Beaucoup d’encre a coulé au sujet du Liban supposé relier l’Orient à l’Occident. Des centaines de livres ont été écrits et réécrits pour penser et réinventer l’histoire de cette terre qui fut tantôt pays, tantôt province et tantôt montagne. Les dernières tentatives qui ont succédé à la création du Grand Liban en 1920, et surtout après sa dite indépendance en 1943, ont eu à cœur un objectif, celui de composer une histoire passepartout qui puisse seoir à toutes les composantes amassées dans cette nouvelle entité.

Le plus commode et convenable consistait à éviter justement de définir une identité culturelle spécifique. Il fallait donc concevoir l’entité libanaise comme une simple pièce de liaison entre d’autres cultures. Elle est un pont, un transmetteur, une porte d’un monde vers un autre. Pour cela, elle se doit d’être transparente, insipide, incolore et inodore. Elle est, comme dirait Georges Naccache, la somme des négations qui cherchent dans son incohérence, à réaliser une nation.

"The Great Eastern Question"

Dans son livre The Great Eastern Question – and The Strange Case of Lebanon, Iyad Georges Boustany a décidé de briser tous les tabous et de rédiger une histoire audacieuse du Liban. Celle-ci se décline au pluriel afin de raconter le Liban de chaque groupe organique désigné par "communauté". L’auteur s’attaque frontalement à la question sensible de l’identité, à un moment où la doxa occidentalisée bien-pensante diabolise cette valeur, la présentant comme l’ennemi de l’humanité et du progrès.

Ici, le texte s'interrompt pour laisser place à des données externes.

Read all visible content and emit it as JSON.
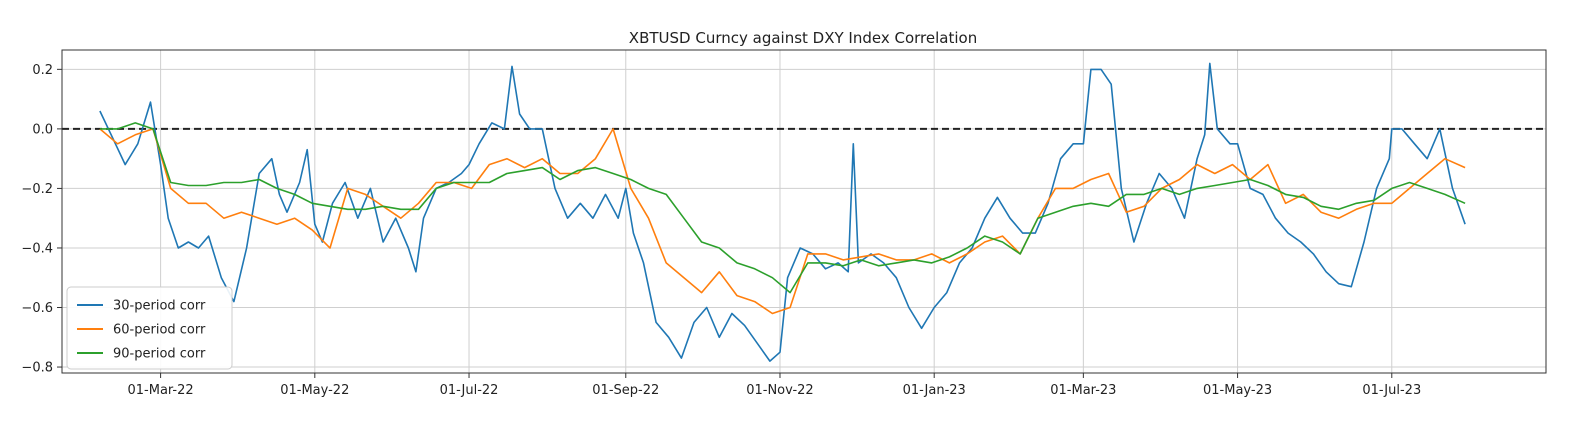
{
  "chart_data": {
    "type": "line",
    "title": "XBTUSD Curncy against DXY Index Correlation",
    "xlabel": "",
    "ylabel": "",
    "xlim": [
      "2022-01-21",
      "2023-08-31"
    ],
    "ylim": [
      -0.82,
      0.265
    ],
    "grid": true,
    "legend_position": "lower-left",
    "x_ticks": [
      "01-Mar-22",
      "01-May-22",
      "01-Jul-22",
      "01-Sep-22",
      "01-Nov-22",
      "01-Jan-23",
      "01-Mar-23",
      "01-May-23",
      "01-Jul-23"
    ],
    "x_tick_dates": [
      "2022-03-01",
      "2022-05-01",
      "2022-07-01",
      "2022-09-01",
      "2022-11-01",
      "2023-01-01",
      "2023-03-01",
      "2023-05-01",
      "2023-07-01"
    ],
    "y_ticks": [
      -0.8,
      -0.6,
      -0.4,
      -0.2,
      0.0,
      0.2
    ],
    "y_tick_labels": [
      "−0.8",
      "−0.6",
      "−0.4",
      "−0.2",
      "0.0",
      "0.2"
    ],
    "reference_line": {
      "y": 0.0,
      "style": "dashed",
      "color": "#222222"
    },
    "series": [
      {
        "name": "30-period corr",
        "color": "#1f77b4",
        "x": [
          "2022-02-05",
          "2022-02-10",
          "2022-02-15",
          "2022-02-20",
          "2022-02-25",
          "2022-03-01",
          "2022-03-04",
          "2022-03-08",
          "2022-03-12",
          "2022-03-16",
          "2022-03-20",
          "2022-03-25",
          "2022-03-30",
          "2022-04-04",
          "2022-04-09",
          "2022-04-14",
          "2022-04-17",
          "2022-04-20",
          "2022-04-25",
          "2022-04-28",
          "2022-05-01",
          "2022-05-04",
          "2022-05-08",
          "2022-05-13",
          "2022-05-18",
          "2022-05-23",
          "2022-05-28",
          "2022-06-02",
          "2022-06-07",
          "2022-06-10",
          "2022-06-13",
          "2022-06-18",
          "2022-06-23",
          "2022-06-28",
          "2022-07-01",
          "2022-07-05",
          "2022-07-10",
          "2022-07-15",
          "2022-07-18",
          "2022-07-21",
          "2022-07-25",
          "2022-07-30",
          "2022-08-04",
          "2022-08-09",
          "2022-08-14",
          "2022-08-19",
          "2022-08-24",
          "2022-08-29",
          "2022-09-01",
          "2022-09-04",
          "2022-09-08",
          "2022-09-13",
          "2022-09-18",
          "2022-09-23",
          "2022-09-28",
          "2022-10-03",
          "2022-10-08",
          "2022-10-13",
          "2022-10-18",
          "2022-10-23",
          "2022-10-28",
          "2022-11-01",
          "2022-11-04",
          "2022-11-09",
          "2022-11-14",
          "2022-11-19",
          "2022-11-24",
          "2022-11-28",
          "2022-11-30",
          "2022-12-02",
          "2022-12-07",
          "2022-12-12",
          "2022-12-17",
          "2022-12-22",
          "2022-12-27",
          "2023-01-01",
          "2023-01-06",
          "2023-01-11",
          "2023-01-16",
          "2023-01-21",
          "2023-01-26",
          "2023-01-31",
          "2023-02-05",
          "2023-02-10",
          "2023-02-15",
          "2023-02-20",
          "2023-02-25",
          "2023-03-01",
          "2023-03-04",
          "2023-03-08",
          "2023-03-12",
          "2023-03-16",
          "2023-03-21",
          "2023-03-26",
          "2023-03-31",
          "2023-04-05",
          "2023-04-10",
          "2023-04-15",
          "2023-04-18",
          "2023-04-20",
          "2023-04-23",
          "2023-04-28",
          "2023-05-01",
          "2023-05-06",
          "2023-05-11",
          "2023-05-16",
          "2023-05-21",
          "2023-05-26",
          "2023-05-31",
          "2023-06-05",
          "2023-06-10",
          "2023-06-15",
          "2023-06-20",
          "2023-06-25",
          "2023-06-30",
          "2023-07-01",
          "2023-07-05",
          "2023-07-10",
          "2023-07-15",
          "2023-07-20",
          "2023-07-25",
          "2023-07-30"
        ],
        "values": [
          0.06,
          -0.03,
          -0.12,
          -0.05,
          0.09,
          -0.12,
          -0.3,
          -0.4,
          -0.38,
          -0.4,
          -0.36,
          -0.5,
          -0.58,
          -0.4,
          -0.15,
          -0.1,
          -0.22,
          -0.28,
          -0.18,
          -0.07,
          -0.32,
          -0.38,
          -0.25,
          -0.18,
          -0.3,
          -0.2,
          -0.38,
          -0.3,
          -0.4,
          -0.48,
          -0.3,
          -0.2,
          -0.18,
          -0.15,
          -0.12,
          -0.05,
          0.02,
          0.0,
          0.21,
          0.05,
          0.0,
          0.0,
          -0.2,
          -0.3,
          -0.25,
          -0.3,
          -0.22,
          -0.3,
          -0.2,
          -0.35,
          -0.45,
          -0.65,
          -0.7,
          -0.77,
          -0.65,
          -0.6,
          -0.7,
          -0.62,
          -0.66,
          -0.72,
          -0.78,
          -0.75,
          -0.5,
          -0.4,
          -0.42,
          -0.47,
          -0.45,
          -0.48,
          -0.05,
          -0.45,
          -0.42,
          -0.45,
          -0.5,
          -0.6,
          -0.67,
          -0.6,
          -0.55,
          -0.45,
          -0.4,
          -0.3,
          -0.23,
          -0.3,
          -0.35,
          -0.35,
          -0.25,
          -0.1,
          -0.05,
          -0.05,
          0.2,
          0.2,
          0.15,
          -0.2,
          -0.38,
          -0.25,
          -0.15,
          -0.2,
          -0.3,
          -0.1,
          -0.02,
          0.22,
          0.0,
          -0.05,
          -0.05,
          -0.2,
          -0.22,
          -0.3,
          -0.35,
          -0.38,
          -0.42,
          -0.48,
          -0.52,
          -0.53,
          -0.38,
          -0.2,
          -0.1,
          0.0,
          0.0,
          -0.05,
          -0.1,
          0.0,
          -0.2,
          -0.32
        ]
      },
      {
        "name": "60-period corr",
        "color": "#ff7f0e",
        "x": [
          "2022-02-05",
          "2022-02-12",
          "2022-02-19",
          "2022-02-26",
          "2022-03-05",
          "2022-03-12",
          "2022-03-19",
          "2022-03-26",
          "2022-04-02",
          "2022-04-09",
          "2022-04-16",
          "2022-04-23",
          "2022-04-30",
          "2022-05-07",
          "2022-05-14",
          "2022-05-21",
          "2022-05-28",
          "2022-06-04",
          "2022-06-11",
          "2022-06-18",
          "2022-06-25",
          "2022-07-02",
          "2022-07-09",
          "2022-07-16",
          "2022-07-23",
          "2022-07-30",
          "2022-08-06",
          "2022-08-13",
          "2022-08-20",
          "2022-08-27",
          "2022-09-03",
          "2022-09-10",
          "2022-09-17",
          "2022-09-24",
          "2022-10-01",
          "2022-10-08",
          "2022-10-15",
          "2022-10-22",
          "2022-10-29",
          "2022-11-05",
          "2022-11-12",
          "2022-11-19",
          "2022-11-26",
          "2022-12-03",
          "2022-12-10",
          "2022-12-17",
          "2022-12-24",
          "2022-12-31",
          "2023-01-07",
          "2023-01-14",
          "2023-01-21",
          "2023-01-28",
          "2023-02-04",
          "2023-02-11",
          "2023-02-18",
          "2023-02-25",
          "2023-03-04",
          "2023-03-11",
          "2023-03-18",
          "2023-03-25",
          "2023-04-01",
          "2023-04-08",
          "2023-04-15",
          "2023-04-22",
          "2023-04-29",
          "2023-05-06",
          "2023-05-13",
          "2023-05-20",
          "2023-05-27",
          "2023-06-03",
          "2023-06-10",
          "2023-06-17",
          "2023-06-24",
          "2023-07-01",
          "2023-07-08",
          "2023-07-15",
          "2023-07-22",
          "2023-07-30"
        ],
        "values": [
          0.0,
          -0.05,
          -0.02,
          0.0,
          -0.2,
          -0.25,
          -0.25,
          -0.3,
          -0.28,
          -0.3,
          -0.32,
          -0.3,
          -0.34,
          -0.4,
          -0.2,
          -0.22,
          -0.26,
          -0.3,
          -0.25,
          -0.18,
          -0.18,
          -0.2,
          -0.12,
          -0.1,
          -0.13,
          -0.1,
          -0.15,
          -0.15,
          -0.1,
          0.0,
          -0.2,
          -0.3,
          -0.45,
          -0.5,
          -0.55,
          -0.48,
          -0.56,
          -0.58,
          -0.62,
          -0.6,
          -0.42,
          -0.42,
          -0.44,
          -0.43,
          -0.42,
          -0.44,
          -0.44,
          -0.42,
          -0.45,
          -0.42,
          -0.38,
          -0.36,
          -0.42,
          -0.3,
          -0.2,
          -0.2,
          -0.17,
          -0.15,
          -0.28,
          -0.26,
          -0.2,
          -0.17,
          -0.12,
          -0.15,
          -0.12,
          -0.17,
          -0.12,
          -0.25,
          -0.22,
          -0.28,
          -0.3,
          -0.27,
          -0.25,
          -0.25,
          -0.2,
          -0.15,
          -0.1,
          -0.13
        ]
      },
      {
        "name": "90-period corr",
        "color": "#2ca02c",
        "x": [
          "2022-02-05",
          "2022-02-12",
          "2022-02-19",
          "2022-02-26",
          "2022-03-05",
          "2022-03-12",
          "2022-03-19",
          "2022-03-26",
          "2022-04-02",
          "2022-04-09",
          "2022-04-16",
          "2022-04-23",
          "2022-04-30",
          "2022-05-07",
          "2022-05-14",
          "2022-05-21",
          "2022-05-28",
          "2022-06-04",
          "2022-06-11",
          "2022-06-18",
          "2022-06-25",
          "2022-07-02",
          "2022-07-09",
          "2022-07-16",
          "2022-07-23",
          "2022-07-30",
          "2022-08-06",
          "2022-08-13",
          "2022-08-20",
          "2022-08-27",
          "2022-09-03",
          "2022-09-10",
          "2022-09-17",
          "2022-09-24",
          "2022-10-01",
          "2022-10-08",
          "2022-10-15",
          "2022-10-22",
          "2022-10-29",
          "2022-11-05",
          "2022-11-12",
          "2022-11-19",
          "2022-11-26",
          "2022-12-03",
          "2022-12-10",
          "2022-12-17",
          "2022-12-24",
          "2022-12-31",
          "2023-01-07",
          "2023-01-14",
          "2023-01-21",
          "2023-01-28",
          "2023-02-04",
          "2023-02-11",
          "2023-02-18",
          "2023-02-25",
          "2023-03-04",
          "2023-03-11",
          "2023-03-18",
          "2023-03-25",
          "2023-04-01",
          "2023-04-08",
          "2023-04-15",
          "2023-04-22",
          "2023-04-29",
          "2023-05-06",
          "2023-05-13",
          "2023-05-20",
          "2023-05-27",
          "2023-06-03",
          "2023-06-10",
          "2023-06-17",
          "2023-06-24",
          "2023-07-01",
          "2023-07-08",
          "2023-07-15",
          "2023-07-22",
          "2023-07-30"
        ],
        "values": [
          0.0,
          0.0,
          0.02,
          0.0,
          -0.18,
          -0.19,
          -0.19,
          -0.18,
          -0.18,
          -0.17,
          -0.2,
          -0.22,
          -0.25,
          -0.26,
          -0.27,
          -0.27,
          -0.26,
          -0.27,
          -0.27,
          -0.2,
          -0.18,
          -0.18,
          -0.18,
          -0.15,
          -0.14,
          -0.13,
          -0.17,
          -0.14,
          -0.13,
          -0.15,
          -0.17,
          -0.2,
          -0.22,
          -0.3,
          -0.38,
          -0.4,
          -0.45,
          -0.47,
          -0.5,
          -0.55,
          -0.45,
          -0.45,
          -0.46,
          -0.44,
          -0.46,
          -0.45,
          -0.44,
          -0.45,
          -0.43,
          -0.4,
          -0.36,
          -0.38,
          -0.42,
          -0.3,
          -0.28,
          -0.26,
          -0.25,
          -0.26,
          -0.22,
          -0.22,
          -0.2,
          -0.22,
          -0.2,
          -0.19,
          -0.18,
          -0.17,
          -0.19,
          -0.22,
          -0.23,
          -0.26,
          -0.27,
          -0.25,
          -0.24,
          -0.2,
          -0.18,
          -0.2,
          -0.22,
          -0.25
        ]
      }
    ]
  }
}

C’est une lecture inédite de l’histoire plurielle du Liban qui est décortiquée pour dévoiler les quatre romans nationaux élaborés durant des siècles. Le livre permet de comprendre chacun d’eux sans jugement aucun. Que ces interprétations de l’histoire soient scientifiquement correctes ou pas, cela ne nous importe guère, leur légitimité leur étant conférée par le groupe humain qui en fait son point de référence.

L’idéologie de l’uniformisation

Toute personne humaine a besoin de ses repères, et cela est encore plus vrai pour le groupe social. Le rejet idéologique de cette réalité organique est né en réaction aux atrocités de la Seconde Guerre mondiale et se voit aujourd’hui exacerbé par la doctrine wokiste qui voudrait assimiler l’égalité à l’uniformité. L’ouvrage dénonce ainsi les différents courants dogmatiques qui ont mené le Liban à sa perte, notamment l’idéologie arabiste. Il déconstruit ainsi le projet du père Yoakim Moubarac qui cherchait à établir un arabisme maronite en falsifiant l’histoire et la littérature de ce peuple.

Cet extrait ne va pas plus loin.